Je vais maintenant vous poser une question. J'ai travaillé pendant de nombreuses années dans le secteur des soins médicaux et j'ai donc eu des contacts très étroits avec beaucoup de médecins et de professionnels de la santé. Or, j'ai toujours eu l'impression qu'il y avait beaucoup d'argent dans le système, le problème étant avant tout de réévaluer ce que l'on en fait et de le réorienter.
J'aimerais que quelqu'un aborde cette question. On a dit tout à l'heure que c'était comme essayer de toucher une cible mouvante car, comme dans tous les autres secteurs de la société, la situation évolue ici très rapidement. En même temps, cependant, on n'investit plus d'argent pour faire les choses comme auparavant, et on n'en a pas assez pour évaluer de nouvelles méthodes. Que faire?
Le président: Je suppose que beaucoup voudront répondre à cette question. Nous allons commencer avec le Dr Murphy, brièvement.
M. Murphy: Je conviens avec vous que le secteur privé n'investit pas autant d'argent dans la recherche au Canada que dans d'autres pays. Il faut cependant réaliser qu'on ne peut pas attendre du secteur privé qu'il prenne la place du gouvernement en ce qui concerne le financement à long terme de la recherche la plus risquée. Cela s'explique notamment par le fait que notre secteur privé est beaucoup moins vaste que dans d'autres pays et que les entreprises qui font de la recherche se concentrent avant tout sur celle qui leur sera concrètement utile.
L'une des raisons pour lesquelles les entreprises canadiennes n'investissent pas dans la recherche est aussi que notre infrastructure n'est pas aussi solide que celle d'autres pays. Le fait est qu'on ne peut pas attendre des entreprises privées qu'elles prennent la place du gouvernement. Premièrement, parce que la recherche se fait pour le bien public; deuxièmement, parce que le gouvernement doit financer la recherche pour le bien public; et, troisièmement, parce que les bienfaits de la recherche doivent être distribués à la population par le truchement des mécanismes de marché. S'il est vrai que les entreprises privées ont un rôle précis à jouer, ce n'est pas le même que le gouvernement. Nous ne devons donc pas nous raconter d'histoires en prétendant que les entreprises du Canada seraient en mesure de se substituer au gouvernement. Ce n'est certainement pas le cas. Elles peuvent jouer un rôle supplémentaire mais certainement pas le remplacer.
Le président: Merci, Dr Murphy.
Monsieur Kyle.
M. Kyle: L'une des propositions concrètes qui ont été faites, et sur lesquelles s'est penché le Groupe de travail sur l'examen des incitatifs de charité, consisterait à offrir au secteur privé des incitations à faire des dons aux organismes de charité du secteur de la santé.

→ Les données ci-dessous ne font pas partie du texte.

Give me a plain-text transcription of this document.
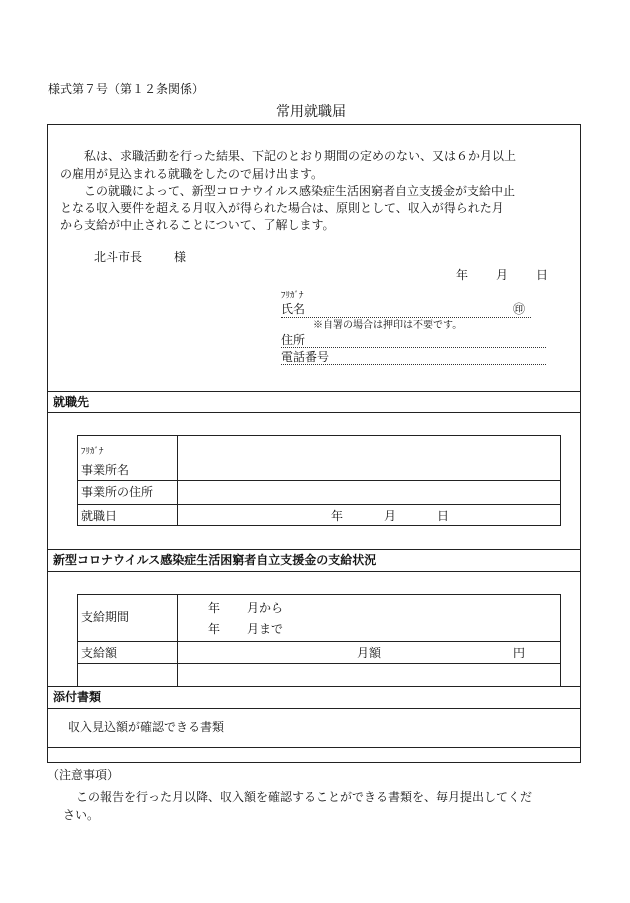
様式第７号（第１２条関係）
常用就職届
私は、求職活動を行った結果、下記のとおり期間の定めのない、又は６か月以上
の雇用が見込まれる就職をしたので届け出ます。
この就職によって、新型コロナウイルス感染症生活困窮者自立支援金が支給中止
となる収入要件を超える月収入が得られた場合は、原則として、収入が得られた月
から支給が中止されることについて、了解します。
北斗市長	様
年 月 日
ﾌﾘｶﾞﾅ
氏名	㊞
※自署の場合は押印は不要です。
住所
電話番号
就職先
ﾌﾘｶﾞﾅ
事業所名
事業所の住所
就職日	年	月	日
新型コロナウイルス感染症生活困窮者自立支援金の支給状況
支給期間
年 月から
年 月まで
支給額	月額	円
添付書類
収入見込額が確認できる書類
（注意事項）
この報告を行った月以降、収入額を確認することができる書類を、毎月提出してくだ
さい。
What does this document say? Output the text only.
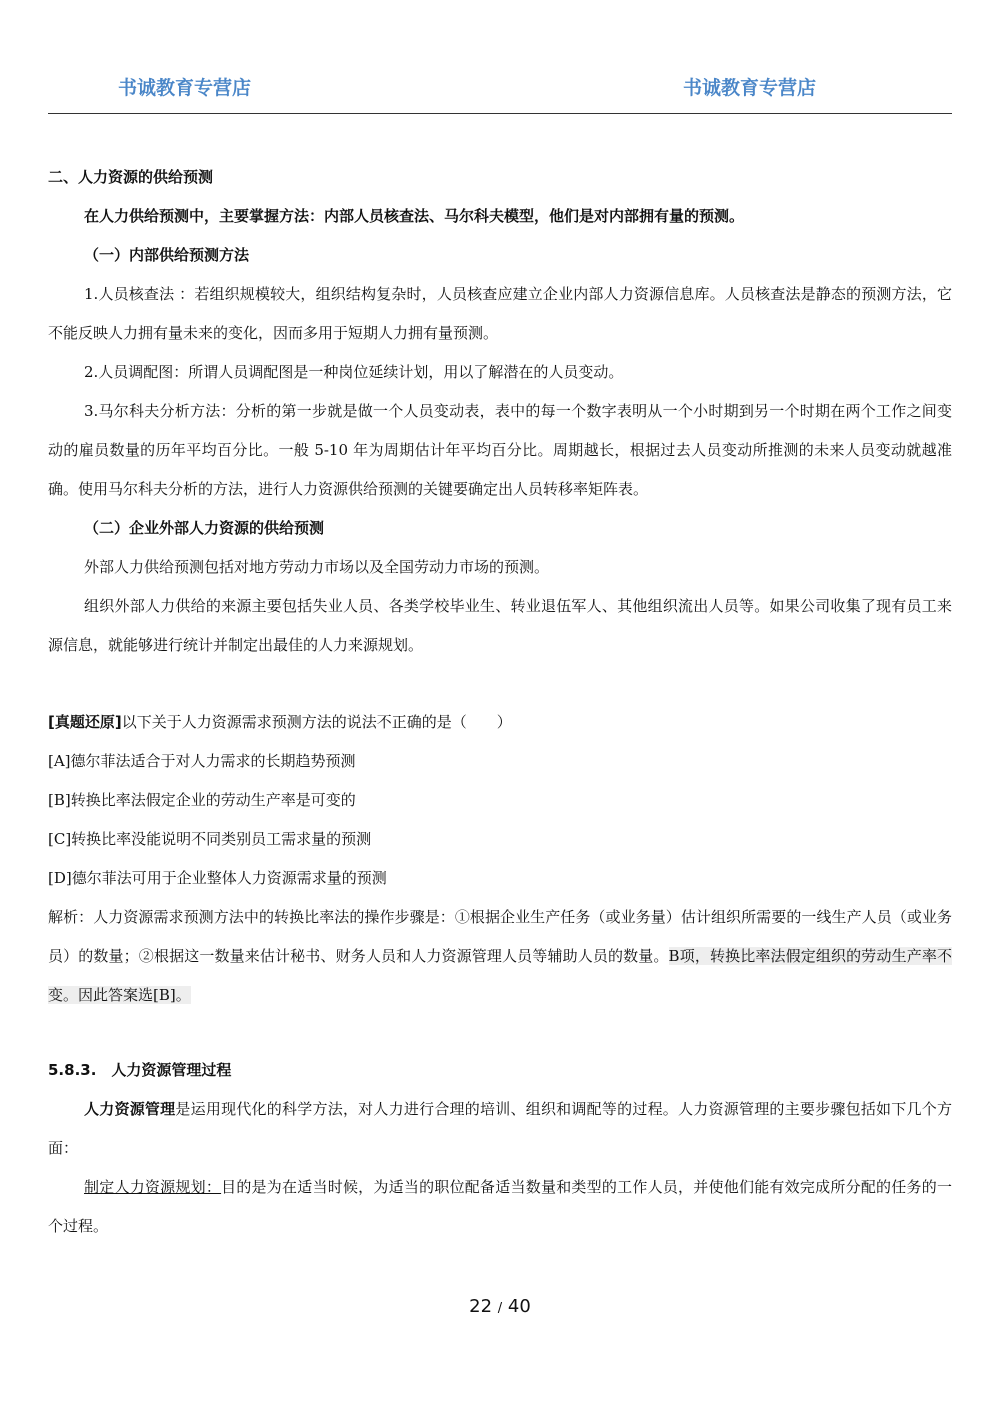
书诚教育专营店	书诚教育专营店

二、人力资源的供给预测

在人力供给预测中，主要掌握方法：内部人员核查法、马尔科夫模型，他们是对内部拥有量的预测。

（一）内部供给预测方法

1.人员核查法 ：若组织规模较大，组织结构复杂时，人员核查应建立企业内部人力资源信息库。人员核查法是静态的预测方法，它不能反映人力拥有量未来的变化，因而多用于短期人力拥有量预测。

2.人员调配图：所谓人员调配图是一种岗位延续计划，用以了解潜在的人员变动。

3.马尔科夫分析方法：分析的第一步就是做一个人员变动表，表中的每一个数字表明从一个小时期到另一个时期在两个工作之间变动的雇员数量的历年平均百分比。一般 5-10 年为周期估计年平均百分比。周期越长，根据过去人员变动所推测的未来人员变动就越准确。使用马尔科夫分析的方法，进行人力资源供给预测的关键要确定出人员转移率矩阵表。

（二）企业外部人力资源的供给预测

外部人力供给预测包括对地方劳动力市场以及全国劳动力市场的预测。

组织外部人力供给的来源主要包括失业人员、各类学校毕业生、转业退伍军人、其他组织流出人员等。如果公司收集了现有员工来源信息，就能够进行统计并制定出最佳的人力来源规划。

[真题还原]以下关于人力资源需求预测方法的说法不正确的是（　　）

[A]德尔菲法适合于对人力需求的长期趋势预测

[B]转换比率法假定企业的劳动生产率是可变的

[C]转换比率没能说明不同类别员工需求量的预测

[D]德尔菲法可用于企业整体人力资源需求量的预测

解析：人力资源需求预测方法中的转换比率法的操作步骤是：①根据企业生产任务（或业务量）估计组织所需要的一线生产人员（或业务员）的数量；②根据这一数量来估计秘书、财务人员和人力资源管理人员等辅助人员的数量。B项，转换比率法假定组织的劳动生产率不变。因此答案选[B]。

5.8.3.　人力资源管理过程

人力资源管理是运用现代化的科学方法，对人力进行合理的培训、组织和调配等的过程。人力资源管理的主要步骤包括如下几个方面：

制定人力资源规划：目的是为在适当时候，为适当的职位配备适当数量和类型的工作人员，并使他们能有效完成所分配的任务的一个过程。

22 / 40
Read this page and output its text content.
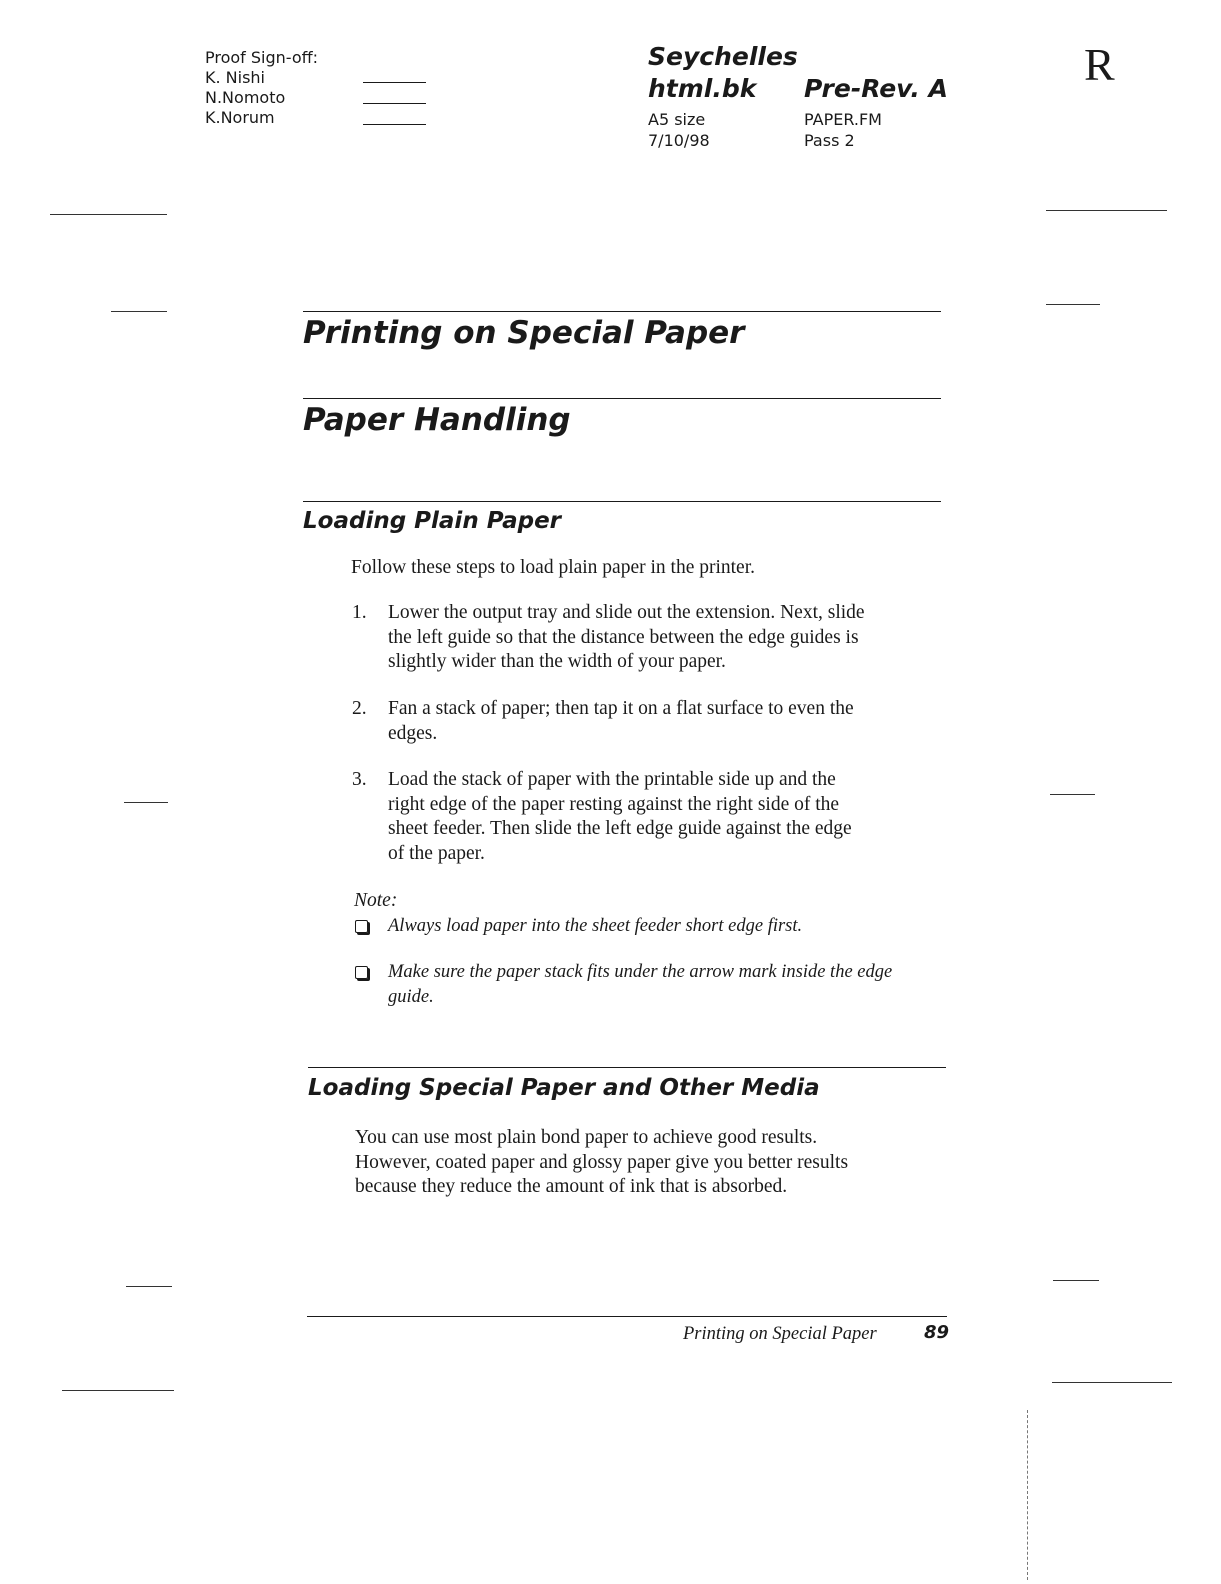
Proof Sign-off:
K. Nishi
N.Nomoto
K.Norum
Seychelles
html.bk Pre-Rev. A
A5 size
7/10/98
PAPER.FM
Pass 2
R
Printing on Special Paper
Paper Handling
Loading Plain Paper
Follow these steps to load plain paper in the printer.
1. Lower the output tray and slide out the extension. Next, slide
the left guide so that the distance between the edge guides is
slightly wider than the width of your paper.
2. Fan a stack of paper; then tap it on a flat surface to even the
edges.
3. Load the stack of paper with the printable side up and the
right edge of the paper resting against the right side of the
sheet feeder. Then slide the left edge guide against the edge
of the paper.
Note:
Always load paper into the sheet feeder short edge first.
Make sure the paper stack fits under the arrow mark inside the edge
guide.
Loading Special Paper and Other Media
You can use most plain bond paper to achieve good results.
However, coated paper and glossy paper give you better results
because they reduce the amount of ink that is absorbed.
Printing on Special Paper	89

Si l'on prend le cas de la Société canadienne du cancer, la moitié de ses ressources est consacrée à la recherche médicale. Votre comité pourrait donc formuler une recommandation en ce sens pour l'élaboration du prochain budget.
Le président: Merci.
Finalement, le docteur Scott.
M. Scott: Je voudrais faire quelques brèves remarques, monsieur le président.
Madame disait tout à l'heure qu'il y a suffisamment d'argent dans le système, le problème étant de mieux l'utiliser. Je conviens que l'on peut certainement l'utiliser de manière plus efficiente, mais il ne faut pas oublier non plus que notre population vieillit.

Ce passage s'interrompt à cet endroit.